She acknowledged that this was an emotional issue, and she
expressed a desire to protect the children while not damaging
the bonds between parents and children. She mentioned that
nothing in the proposed bill prevented a judge from
consideration of any evidence of domestic violence or sending
someone to a batterer's intervention program or to substance
abuse counseling.
4:05:07 PM
MS. KOENEMAN paraphrased from the sectional summary [included in
members' packet], which read:
Section 1. Changes the phrase "has committed a crime
involving domestic violence" to "has been convicted of
a crime involving domestic violence" for purposes of
the court's authority to set certain conditions for
visitation in proceedings involving domestic violence.
Section 2. Changes the phrase "a history of
perpetrating domestic violence" to "has been convicted
of a crime involving domestic violence" for purposes
of the rebuttable presumption against delegating a
deployed parent's visitation rights to certain family
members in a custody or visitation proceeding.
4:05:50 PM
MS. KOENEMAN moved on to Section 3, Section 4, and Section 5,
which read:
Section 3. Changes the phrase "a history of
perpetrating domestic violence" to "has been convicted
of a crime involving domestic violence" for purposes
of the rebuttable presumption against delegating a
deployed parent's visitation rights to certain family
members in a proceeding for modification of a custody
or visitation order.
Section 4. Changes the phrase "if one parent shows
that the other parent has sexually assaulted or
engaged in domestic violence" to "if one parent has
been convicted of a crime involving sexual assault or
domestic violence" relating to the factors that a
court may consider in determining the best interests
of the child for custody.

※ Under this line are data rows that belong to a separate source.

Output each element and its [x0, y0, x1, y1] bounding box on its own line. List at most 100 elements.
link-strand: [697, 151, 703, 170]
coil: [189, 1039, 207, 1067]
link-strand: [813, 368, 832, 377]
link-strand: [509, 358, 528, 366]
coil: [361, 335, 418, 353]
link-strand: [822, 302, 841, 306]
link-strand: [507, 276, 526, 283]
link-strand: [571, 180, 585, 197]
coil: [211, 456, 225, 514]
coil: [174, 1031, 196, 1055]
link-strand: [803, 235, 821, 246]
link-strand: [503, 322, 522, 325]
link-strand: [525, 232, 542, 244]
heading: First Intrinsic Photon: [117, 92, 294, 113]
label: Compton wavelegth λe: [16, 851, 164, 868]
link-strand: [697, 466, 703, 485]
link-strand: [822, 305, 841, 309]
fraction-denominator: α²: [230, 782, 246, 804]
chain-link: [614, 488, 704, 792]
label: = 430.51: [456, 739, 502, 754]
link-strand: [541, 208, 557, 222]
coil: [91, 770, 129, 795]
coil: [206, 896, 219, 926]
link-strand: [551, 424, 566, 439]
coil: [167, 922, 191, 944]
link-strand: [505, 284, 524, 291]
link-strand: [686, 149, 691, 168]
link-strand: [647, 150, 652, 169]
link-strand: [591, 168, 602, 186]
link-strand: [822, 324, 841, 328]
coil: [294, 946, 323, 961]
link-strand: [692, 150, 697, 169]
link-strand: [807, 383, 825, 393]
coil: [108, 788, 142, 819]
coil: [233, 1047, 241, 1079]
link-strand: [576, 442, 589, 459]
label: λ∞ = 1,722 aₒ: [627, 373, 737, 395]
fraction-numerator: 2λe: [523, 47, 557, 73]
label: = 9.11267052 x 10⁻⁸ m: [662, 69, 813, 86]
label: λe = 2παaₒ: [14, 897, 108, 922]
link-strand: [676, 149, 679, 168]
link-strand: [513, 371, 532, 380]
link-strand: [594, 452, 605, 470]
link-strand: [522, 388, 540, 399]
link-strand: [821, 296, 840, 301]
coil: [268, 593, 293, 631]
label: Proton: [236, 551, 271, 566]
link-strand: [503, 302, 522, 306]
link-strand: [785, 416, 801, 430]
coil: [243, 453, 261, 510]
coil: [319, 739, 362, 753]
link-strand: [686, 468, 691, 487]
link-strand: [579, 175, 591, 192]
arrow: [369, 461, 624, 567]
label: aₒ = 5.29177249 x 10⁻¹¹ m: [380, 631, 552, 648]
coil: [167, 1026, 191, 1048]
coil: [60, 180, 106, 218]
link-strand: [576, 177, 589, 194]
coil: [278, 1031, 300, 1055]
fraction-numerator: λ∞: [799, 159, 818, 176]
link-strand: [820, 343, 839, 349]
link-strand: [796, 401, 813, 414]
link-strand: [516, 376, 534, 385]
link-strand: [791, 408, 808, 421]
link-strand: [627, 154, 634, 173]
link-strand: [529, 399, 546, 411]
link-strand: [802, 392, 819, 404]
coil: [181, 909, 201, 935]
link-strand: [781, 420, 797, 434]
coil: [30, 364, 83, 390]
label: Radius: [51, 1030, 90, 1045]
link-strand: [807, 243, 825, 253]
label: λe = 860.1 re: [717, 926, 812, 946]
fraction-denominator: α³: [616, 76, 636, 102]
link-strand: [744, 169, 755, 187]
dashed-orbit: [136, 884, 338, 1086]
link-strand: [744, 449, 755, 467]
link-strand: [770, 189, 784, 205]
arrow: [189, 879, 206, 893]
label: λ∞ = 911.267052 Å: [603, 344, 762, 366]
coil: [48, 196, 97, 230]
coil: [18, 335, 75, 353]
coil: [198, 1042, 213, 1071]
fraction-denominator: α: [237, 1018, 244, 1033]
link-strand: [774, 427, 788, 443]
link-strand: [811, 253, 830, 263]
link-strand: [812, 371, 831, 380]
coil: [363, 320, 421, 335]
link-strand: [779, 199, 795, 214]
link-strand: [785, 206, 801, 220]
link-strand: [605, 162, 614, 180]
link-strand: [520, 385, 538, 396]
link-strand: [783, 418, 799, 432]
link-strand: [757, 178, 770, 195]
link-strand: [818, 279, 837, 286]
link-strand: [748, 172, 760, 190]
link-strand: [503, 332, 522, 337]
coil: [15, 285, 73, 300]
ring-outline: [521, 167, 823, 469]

Adds evidence of sexual
abuse in the proposed custodial household to the list
of factors a court may consider in determining
custody.
Section 5. Changes the phrase "a history of
perpetrating domestic violence" to "has been convicted
of a crime involving domestic violence" relating to a
rebuttable presumption in custody judgments.
4:06:43 PM
MS. KOENEMAN discussed Section 6, Section 7, and Section 8,
which read:
Section 6. Deletes the reference to the rebuttable
presumption against granting custody to a parent who
has a history of perpetrating domestic violence.
Section 7. Changes the phrase "a history of
perpetrating domestic violence" to "has been convicted
of a crime involving domestic violence" for purposes
of custody determinations in cases where the court
finds that both parents have been convicted of a crime
involving domestic violence.
Section 8. Changes the phrase "a history of
perpetrating domestic violence" to "has been convicted
of a crime involving domestic violence" for purposes
of the conditions a court may set before allowing
supervised visitation.
4:07:44 PM
MS. KOENEMAN concluded with Section 9, which read:
Section 9. Limits the applicability of the changes
made by the bill to visitation and custody orders
issued on or after the bill's effective date.
4:08:04 PM
CHAIR SEATON asked Ms. Koeneman to discuss rebuttable
presumption and review its interpretation and function.

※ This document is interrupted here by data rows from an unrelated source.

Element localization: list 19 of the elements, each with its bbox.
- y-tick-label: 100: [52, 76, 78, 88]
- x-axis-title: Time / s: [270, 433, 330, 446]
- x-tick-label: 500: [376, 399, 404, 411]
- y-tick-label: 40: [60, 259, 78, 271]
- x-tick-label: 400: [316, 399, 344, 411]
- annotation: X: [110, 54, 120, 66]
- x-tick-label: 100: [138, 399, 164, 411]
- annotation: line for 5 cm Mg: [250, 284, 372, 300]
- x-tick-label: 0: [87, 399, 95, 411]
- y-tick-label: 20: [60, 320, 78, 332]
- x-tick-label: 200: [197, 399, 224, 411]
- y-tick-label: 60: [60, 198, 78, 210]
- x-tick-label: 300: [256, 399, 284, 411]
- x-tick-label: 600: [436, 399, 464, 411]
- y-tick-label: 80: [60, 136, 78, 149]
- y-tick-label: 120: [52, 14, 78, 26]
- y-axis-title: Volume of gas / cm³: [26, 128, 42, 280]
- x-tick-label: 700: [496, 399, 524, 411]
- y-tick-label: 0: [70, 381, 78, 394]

MS. KOENEMAN explained that currently, if there had been one
serious incident of domestic violence or more than one instance
of domestic violence, then the rebuttable presumption would take
place. In determining the history of domestic violence, the
judges used a preponderance of evidence. She relayed that the
application could include a domestic violence order or a
restraining order that had been put in place. She indicated
that [even one] incidental contact violation of a restraining
order would invoke the rebuttable presumption. She declared
that this would result in the loss of sole or joint legal or
physical custody of the child, and there could be only a
supervised visitation. She explained that a judge could order
attendance at a batterer's intervention program, although a
prerequisite was the admission of guilt. She pointed out that
not admitting guilt, even when a person truly felt they had not
done anything wrong, would prevent entry into the batterer's
intervention program.
CHAIR SEATON asked for clarity to the rebuttable presumption.

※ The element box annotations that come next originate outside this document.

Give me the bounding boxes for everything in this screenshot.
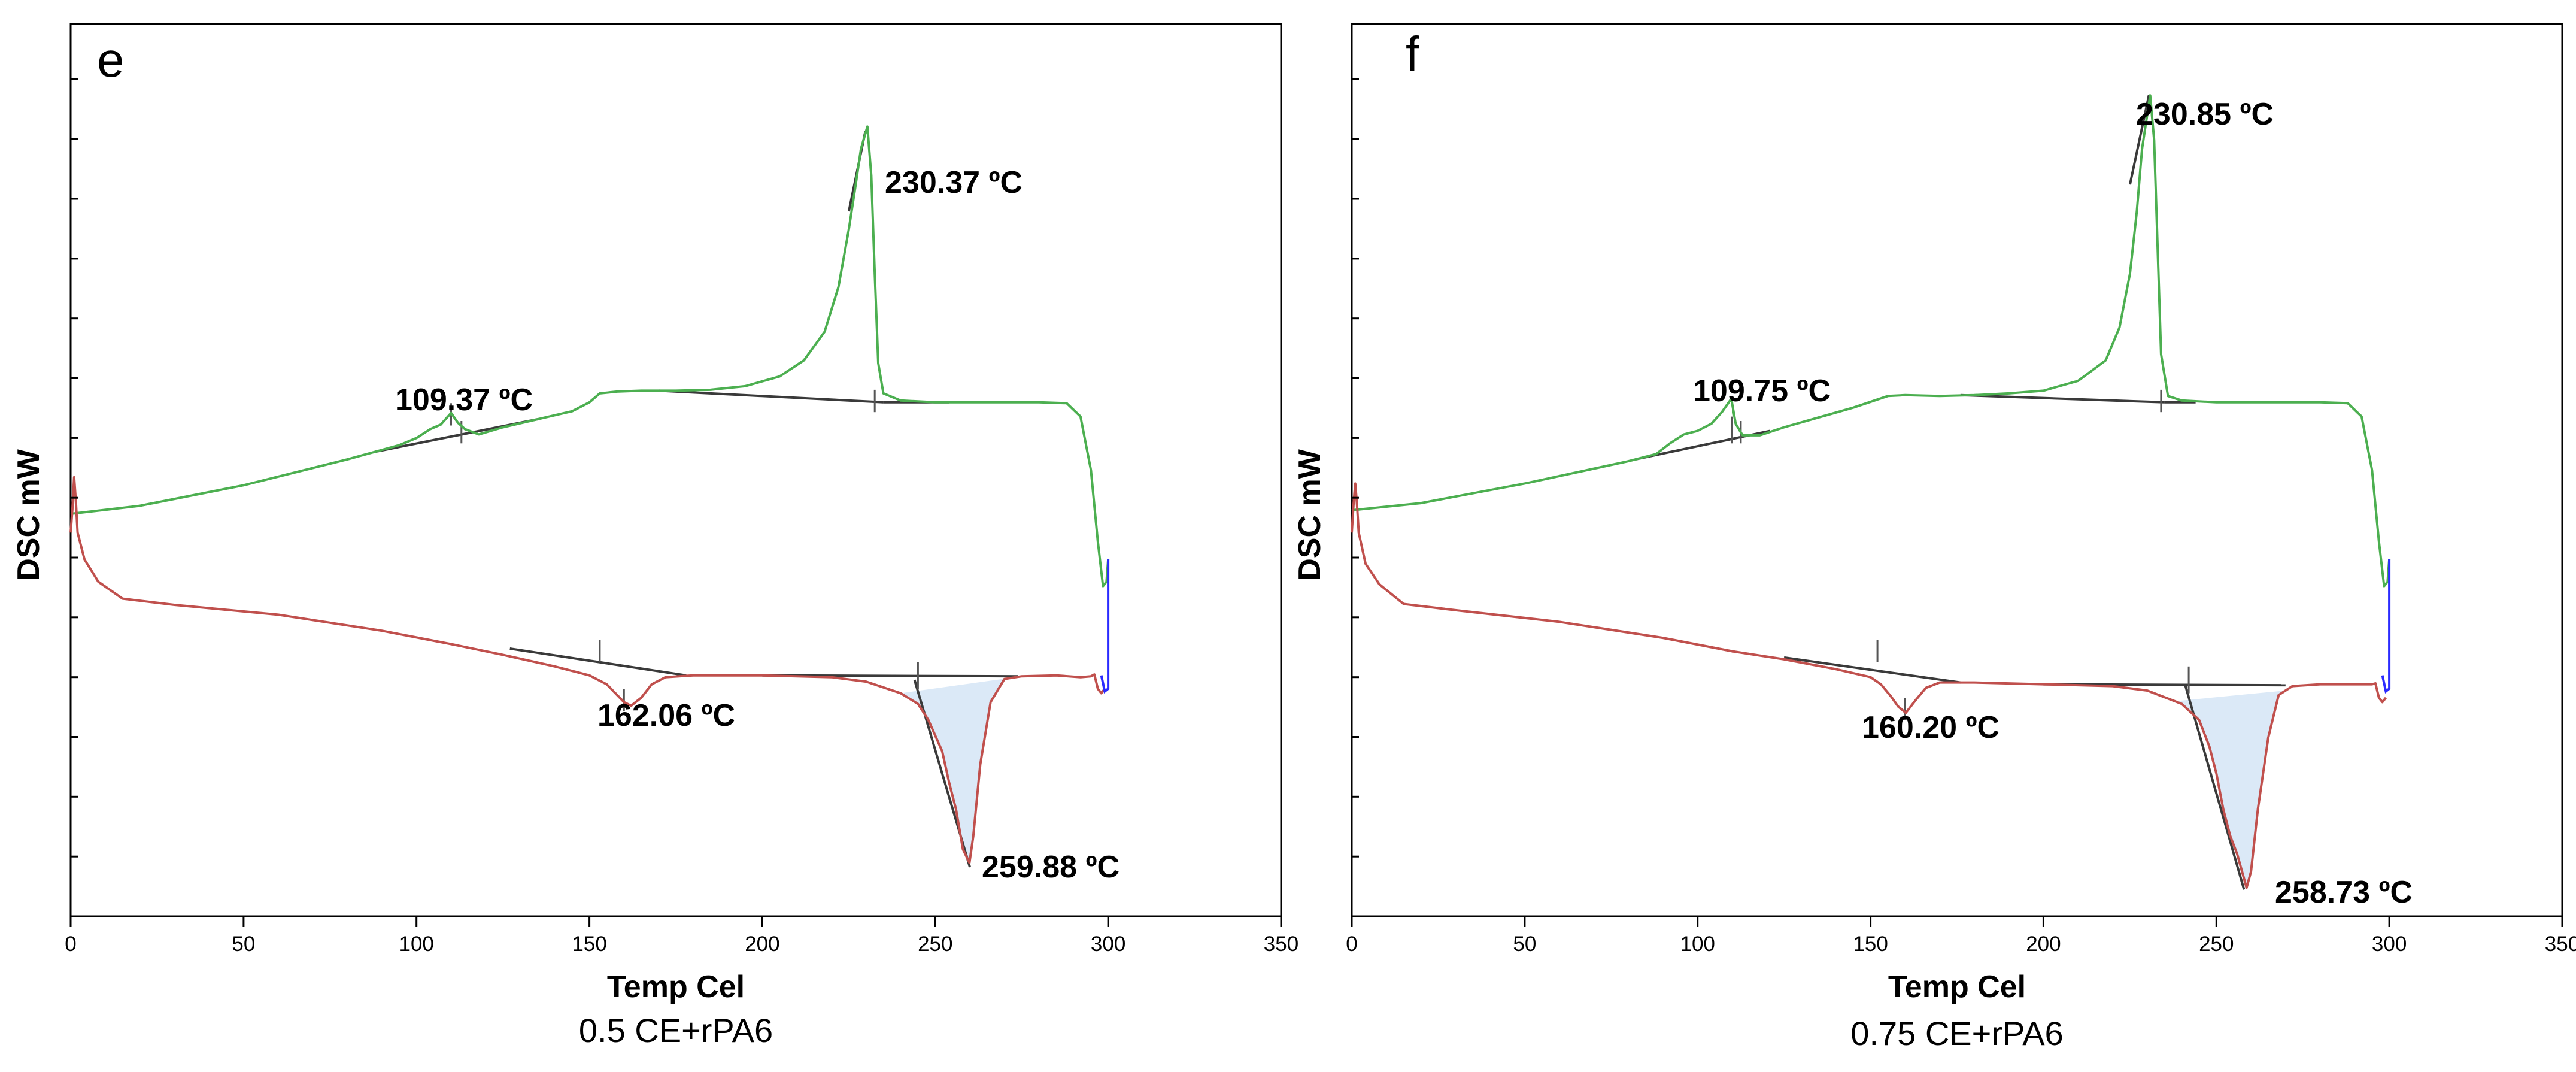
- x-tick-label: 150: [1853, 932, 1888, 956]
- plot-frame: [69, 23, 1282, 917]
- melt-peak-area: [2175, 691, 2286, 885]
- y-axis-title: DSC mW: [1292, 449, 1327, 580]
- annotation-crystallization-peak: 230.37 ºC: [885, 165, 1022, 200]
- x-tick-label: 0: [1346, 932, 1357, 956]
- x-tick-label: 200: [745, 932, 779, 956]
- x-tick-label: 50: [1513, 932, 1536, 956]
- annotation-alpha-melt: 259.88 ºC: [982, 850, 1119, 885]
- series-isothermal: [1100, 559, 1110, 694]
- y-axis-ticks: [1352, 78, 1359, 917]
- y-axis-ticks: [71, 78, 78, 917]
- series-lines: [1351, 94, 2391, 889]
- annotation-gamma-melt: 160.20 ºC: [1862, 710, 1999, 745]
- figure-caption: 0.75 CE+rPA6: [1850, 1015, 2063, 1052]
- x-tick-label: 100: [1680, 932, 1715, 956]
- x-tick-label: 350: [1264, 932, 1298, 956]
- baseline-line: [2128, 95, 2150, 185]
- panel-letter: e: [97, 33, 125, 87]
- annotation-gamma-melt: 162.06 ºC: [597, 698, 735, 733]
- series-lines: [69, 125, 1110, 864]
- x-tick-label: 50: [232, 932, 255, 956]
- baseline-line: [2184, 685, 2246, 890]
- baseline-line: [1960, 393, 2165, 404]
- baseline-line: [509, 647, 687, 677]
- annotation-alpha-melt: 258.73 ºC: [2275, 875, 2413, 910]
- figure-caption: 0.5 CE+rPA6: [579, 1012, 773, 1049]
- integration-baselines: [375, 131, 1018, 868]
- series-cooling: [1351, 94, 2391, 588]
- x-axis-ticks: 0 50 100 150 200 250 300 350: [1346, 916, 2576, 956]
- panel-letter: f: [1406, 27, 1419, 81]
- x-tick-label: 200: [2026, 932, 2061, 956]
- x-axis-ticks: 0 50 100 150 200 250 300 350: [65, 916, 1298, 956]
- annotation-crystallization-onset: 109.37 ºC: [395, 383, 533, 417]
- series-cooling: [70, 125, 1110, 588]
- annotation-crystallization-onset: 109.75 ºC: [1693, 374, 1831, 408]
- annotation-crystallization-peak: 230.85 ºC: [2136, 97, 2274, 132]
- melt-peak-shading: [2175, 691, 2286, 885]
- panel-e: 0 50 100 150 200 250 300 350 e Temp Cel 0.5 CE+…: [11, 23, 1298, 1049]
- series-heating: [1351, 482, 2387, 889]
- baseline-line: [658, 389, 884, 404]
- baseline-line: [1783, 656, 1961, 684]
- x-tick-label: 300: [1091, 932, 1125, 956]
- series-heating: [69, 476, 1106, 864]
- x-tick-label: 300: [2372, 932, 2407, 956]
- plot-frame: [1351, 23, 2563, 917]
- x-tick-label: 350: [2545, 932, 2576, 956]
- x-tick-label: 150: [572, 932, 606, 956]
- x-axis-title: Temp Cel: [607, 970, 745, 1004]
- x-axis-title: Temp Cel: [1888, 970, 2026, 1004]
- series-isothermal: [2381, 559, 2391, 694]
- x-tick-label: 250: [2199, 932, 2234, 956]
- x-tick-label: 0: [65, 932, 76, 956]
- x-tick-label: 250: [918, 932, 952, 956]
- panel-f: 0 50 100 150 200 250 300 350 f Temp Cel 0.75 CE…: [1292, 23, 2576, 1052]
- y-axis-title: DSC mW: [11, 449, 46, 580]
- x-tick-label: 100: [399, 932, 433, 956]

MS. KOENEMAN explained that with a rebuttable presumption, after
completion of the batterer's program, the person could return to
the judge and ask for a change in the custody schedule.
4:12:05 PM
CHAIR SEATON opened public testimony on HB 334.
4:12:41 PM
PAUL GRANT, Attorney, shared his background in family law and as
a volunteer with Alaska Network on Domestic Violence and Sexual
Assault (ANDVSA), although, as a legal practitioner, he stated
his strong support of the proposed bill. He stated his
philosophical objection to presumptions in general, and he
opined that presumption meant an essential conviction of
wrongdoing without any showing particular to the person.
MR. GRANT paraphrased from his written testimony [included in
members' packets], which read as follows [original punctuation
provided]:
I write in strong support of HB 334. As a private
practice lawyer with extensive experience in custody
litigation, it has been my observation that the
domestic violence provisions of AS 25.24.150 (g) et
seq. are often used not for their intended purpose,
the protection of children from harm, but rather to
gain a tactical advantage in custody disputes. It has
been my further observation that "the presumption" is
very often applied in cases in which there has been
absolutely no documented harm to the child, but only
situational or technical violations of the law having
no possible bearing on the safety or best interests of
the child. As an example, let me cite a hypothetical
case - but one that is very similar to cases in which
I have been involved. The father, during an argument
with mother, slammed a door, causing damage to the
door frame. The father was never charged with a crime.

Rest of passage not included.